Mon May 7 22:10:05 EDT 2007

On 5/7/07, Jonathan Vanasco <nycbug-list at 2xlp.com> wrote:
> Greetings all--
>
> Last week a server that I've been preparing for colo went down.
> Everything just stopped working, i was getting a ton of kernel
> messages ( like below ) on the screen.

How about all of the kernel messages, including the dmesg? Its hard
to get an idea of the timing: did a write fail, or a read fail, and at what
location, are all of the errors regarding a handful of block numbers, or
does everything look like poison before it crashes?

> I tried rebooting, as I thought it could have been from too much
> Postgres activity, and everything spiraled out of control.

A lot of postgres activity... disk thrashing.. on a sata? This
better be a sata drive that is rated for 24/7 disk thrashing.

> I ran fsck on startup and got 3 stalls from bad block errors -- but
> it seemed to clear stuff up. I did a real reboot, and the server is
> up and running.

Read below

> My question is this:  I just bought this 1 month ago.

This happens.

> does this look to be software based ?

badblocks will prove to you that it is a hardware failure, down to
exactly which blocks are bad. Especialy in write mode.

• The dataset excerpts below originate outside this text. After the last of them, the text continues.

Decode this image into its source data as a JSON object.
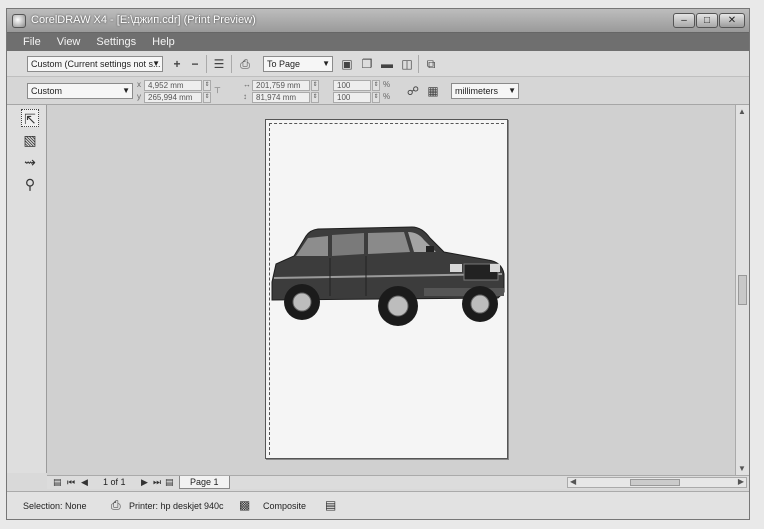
{
  "window": {
    "title": "CorelDRAW X4 - [E:\\джип.cdr] (Print Preview)",
    "controls": [
      "minimize",
      "maximize",
      "close"
    ]
  },
  "menu": [
    "File",
    "View",
    "Settings",
    "Help"
  ],
  "toolbar1": {
    "print_style": "Custom (Current settings not s...",
    "fit_option": "To Page",
    "icons": [
      "add-icon",
      "remove-icon",
      "print-options-icon",
      "print-icon",
      "zoom-icon",
      "layout-icon",
      "preview-icon",
      "close-preview-icon"
    ]
  },
  "toolbar2": {
    "preset": "Custom",
    "position_x": "4,952 mm",
    "position_y": "265,994 mm",
    "size_w": "201,759 mm",
    "size_h": "81,974 mm",
    "scale_x": "100",
    "scale_y": "100",
    "units": "millimeters"
  },
  "tools": [
    "pick-tool-icon",
    "imposition-layout-tool-icon",
    "marks-placement-tool-icon",
    "zoom-tool-icon"
  ],
  "navigation": {
    "page_count": "1 of 1",
    "page_tab": "Page 1"
  },
  "status": {
    "selection": "Selection: None",
    "printer": "Printer: hp deskjet 940c",
    "mode": "Composite"
  }
}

Irregardless, my filesystems looked dirty after the machine locked up.
Two fsck's later I was still fixing "errors". I kept telling it to fix
the new errors
until the programs themselves began segfaulting. The culprit was bad ram, giving
everybody bad information.

lesson is fsck on important data is a bad idea until you discover the
root of the issue, fsck actualy ruined more data each pass in the
above scenerio. thank god for a recent tape backup. I'd have lost a
lot.